Two quick things to describe here. In regards to "new" data sets, it is important to realize that the set of proteins representing an organism (a proteome) can change over time - new proteins are discovered, existing proteins are found to be simple variants of each other… in short, many changes and updates can occur. It can therefore be important to obtain the latest data for an organism of interest, and in the case of significant updates, re-run analyses on the data.

It is also significant that as time goes by, external resources such as the Protein Data Bank (PDB, a data set of all experimentally known and verified protein structures) are updated and added to. It can then be valuable to re-run certain data sets in order to match them to the latest data from external resources. In our case, this often leads to proteins matching to newly experimentally discovered protein structures, giving us highly accurate structural information at the cost of much less computational power.

This is the case with our "new" mouse and human data sets: new information is available, and because of updates to external resources and our own methods, it is highly valuable to re-run these organisms.
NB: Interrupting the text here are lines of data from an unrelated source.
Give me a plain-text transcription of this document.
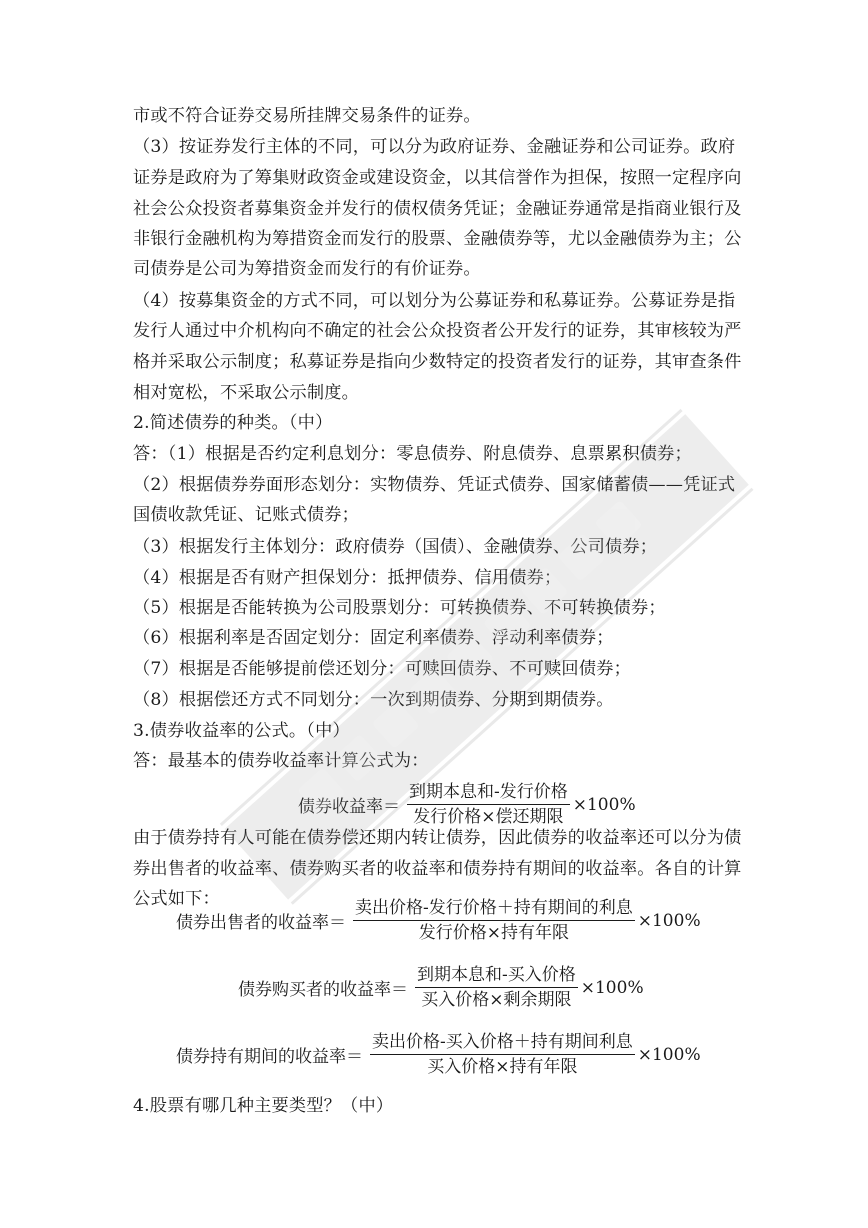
市或不符合证券交易所挂牌交易条件的证券。
（3）按证券发行主体的不同，可以分为政府证券、金融证券和公司证券。政府
证券是政府为了筹集财政资金或建设资金，以其信誉作为担保，按照一定程序向
社会公众投资者募集资金并发行的债权债务凭证；金融证券通常是指商业银行及
非银行金融机构为筹措资金而发行的股票、金融债券等，尤以金融债券为主；公
司债券是公司为筹措资金而发行的有价证券。
（4）按募集资金的方式不同，可以划分为公募证券和私募证券。公募证券是指
发行人通过中介机构向不确定的社会公众投资者公开发行的证券，其审核较为严
格并采取公示制度；私募证券是指向少数特定的投资者发行的证券，其审查条件
相对宽松，不采取公示制度。
2.简述债券的种类。（中）
答：（1）根据是否约定利息划分：零息债券、附息债券、息票累积债券；
（2）根据债券券面形态划分：实物债券、凭证式债券、国家储蓄债——凭证式
国债收款凭证、记账式债券；
（3）根据发行主体划分：政府债券（国债）、金融债券、公司债券；
（4）根据是否有财产担保划分：抵押债券、信用债券；
（5）根据是否能转换为公司股票划分：可转换债券、不可转换债券；
（6）根据利率是否固定划分：固定利率债券、浮动利率债券；
（7）根据是否能够提前偿还划分：可赎回债券、不可赎回债券；
（8）根据偿还方式不同划分：一次到期债券、分期到期债券。
3.债券收益率的公式。（中）
答：最基本的债券收益率计算公式为：
债券收益率＝ $\frac{\text{到期本息和-发行价格}}{\text{发行价格×偿还期限}} \times 100\%$
由于债券持有人可能在债券偿还期内转让债券，因此债券的收益率还可以分为债
券出售者的收益率、债券购买者的收益率和债券持有期间的收益率。各自的计算
公式如下：
债券出售者的收益率＝ $\frac{\text{卖出价格-发行价格＋持有期间的利息}}{\text{发行价格×持有年限}} \times 100\%$
债券购买者的收益率＝ $\frac{\text{到期本息和-买入价格}}{\text{买入价格×剩余期限}} \times 100\%$
债券持有期间的收益率＝ $\frac{\text{卖出价格-买入价格＋持有期间利息}}{\text{买入价格×持有年限}} \times 100\%$
4.股票有哪几种主要类型？（中）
Sampling rate - Speed vs. Coverage

Secondly, the issue of sampling rate is very important to our structure prediction process. When asked to predict the structure of a protein segment, the Rosetta software that is running on your machines produces many potential predicted structures, each with a different score and profile relating how well it may match the given protein segment. This number is called the sampling rate. Abstractly, increasing the sampling rate of Rosetta increases the "resolution," or potential scope and accuracy of the protein structure prediction. However, it also increases computation time significantly.
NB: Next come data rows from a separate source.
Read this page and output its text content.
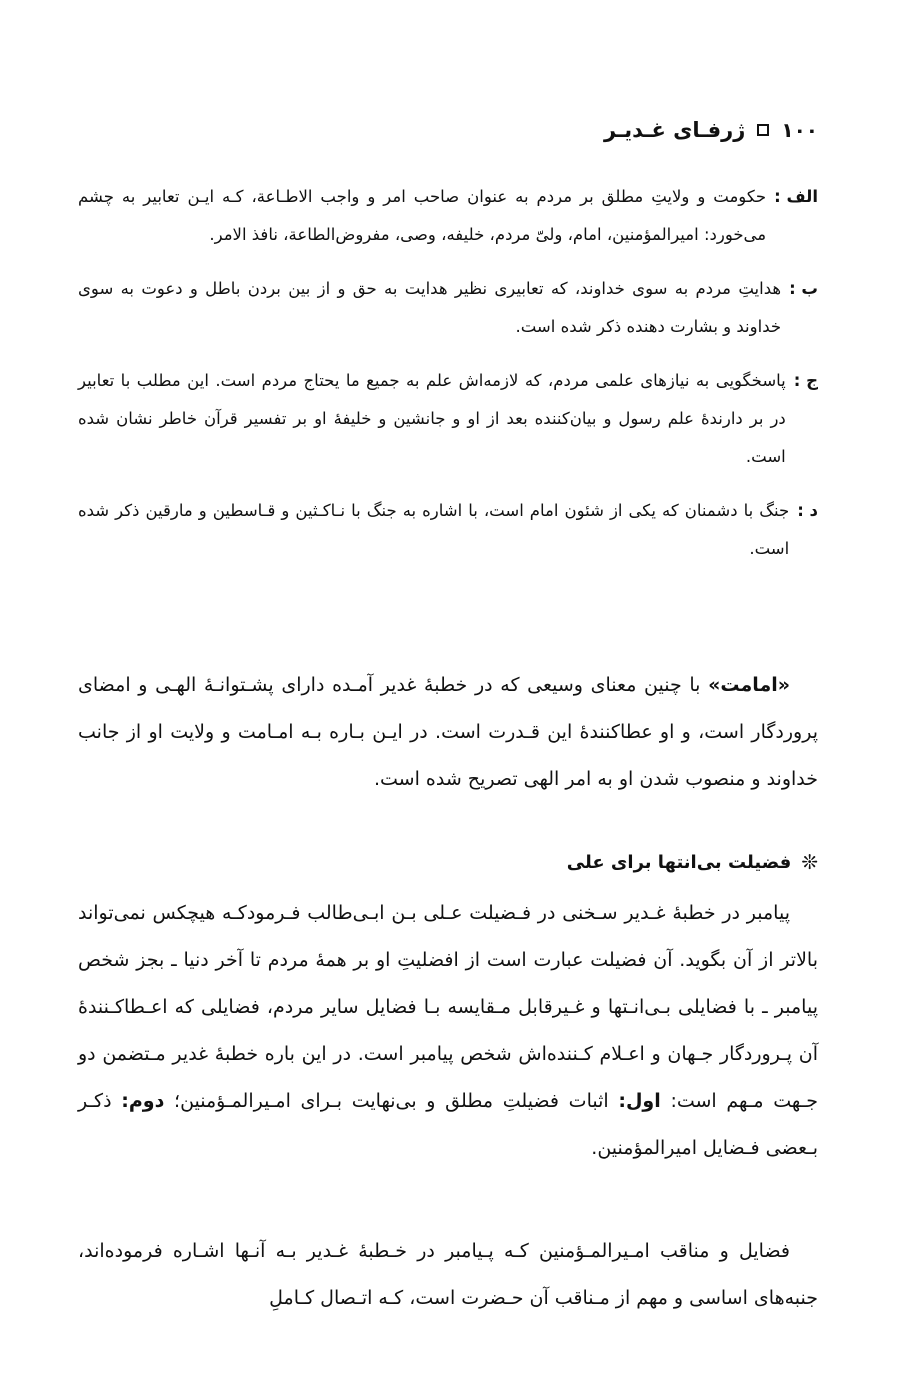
۱۰۰
ژرفـای غـدیـر
الف :
حکومت و ولایتِ مطلق بر مردم به عنوان صاحب امر و واجب الاطـاعة، کـه ایـن تعابیر به چشم می‌خورد: امیرالمؤمنین، امام، ولیّ مردم، خلیفه، وصی، مفروض‌الطاعة، نافذ الامر.
ب :
هدایتِ مردم به سوی خداوند، که تعابیری نظیر هدایت به حق و از بین بردن باطل و دعوت به سوی خداوند و بشارت دهنده ذکر شده است.
ج :
پاسخگویی به نیازهای علمی مردم، که لازمه‌اش علم به جمیع ما یحتاج مردم است. این مطلب با تعابیر در بر دارندهٔ علم رسول و بیان‌کننده بعد از او و جانشین و خلیفهٔ او بر تفسیر قرآن خاطر نشان شده است.
د :
جنگ با دشمنان که یکی از شئون امام است، با اشاره به جنگ با نـاکـثین و قـاسطین و مارقین ذکر شده است.

«امامت» با چنین معنای وسیعی که در خطبهٔ غدیر آمـده دارای پشـتوانـهٔ الهـی و امضای پروردگار است، و او عطاکنندهٔ این قـدرت است. در ایـن بـاره بـه امـامت و ولایت او از جانب خداوند و منصوب شدن او به امر الهی تصریح شده است.

❊
فضیلت بی‌انتها برای علی‌

پیامبر در خطبهٔ غـدیر سـخنی در فـضیلت عـلی بـن ابـی‌طالب فـرمودکـه هیچکس نمی‌تواند بالاتر از آن بگوید. آن فضیلت عبارت است از افضلیتِ او بر همهٔ مردم تا آخر دنیا ـ بجز شخص پیامبر ـ با فضایلی بـی‌انـتها و غـیرقابل مـقایسه بـا فضایل سایر مردم، فضایلی که اعـطاکـنندهٔ آن پـروردگار جـهان و اعـلام کـننده‌اش شخص پیامبر است. در این باره خطبهٔ غدیر مـتضمن دو جـهت مـهم است: اول: اثبات فضیلتِ مطلق و بی‌نهایت بـرای امـیرالمـؤمنین؛ دوم: ذکـر بـعضی فـضایل امیرالمؤمنین.

فضایل و مناقب امـیرالمـؤمنین کـه پـیامبر در خـطبهٔ غـدیر بـه آنـها اشـاره فرموده‌اند، جنبه‌های اساسی و مهم از مـناقب آن حـضرت است، کـه اتـصال کـاملِ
Currently, we're looking for the sweet spot between sampling rate and speed. For the new mouse proteins (codes 'ox' through 'qk'), we chose a sampling rate of 100,000 predicted structures per protein segment. For human, we are lowering this rate to 50,000 predicted structures per segment, as we believe that with 50,000 predicted structures we keep a good resolution of structure prediction but increase the speed of prediction significantly.


Future priorities

Notably, we have also just increased the duration of the Human Protein Folding project, phase 2 - we're in it for another 100 batches (100,000 predicted structures)! This is exciting for us, as it gives us some decisions to make. Where will we go from here, what will we fold? After the new human data is finished on the Grid, we will have an excellent, high-quality dataset of predicted structures for our two most important organisms. We plan to turn our focus back to Microbiome proteins (hugely important for human health, as discussed in previous updates), and are also considering a renewed focus on important crop plant proteomes, such as that of rice and wheat. Best of all, we're not exactly sure what to prioritize, which means some investigation into what will be most important and meaningful in the future.

That said, there is certainly no shortage of interesting proteins to fold - so cheers to much more in 2013, and thanks to you all.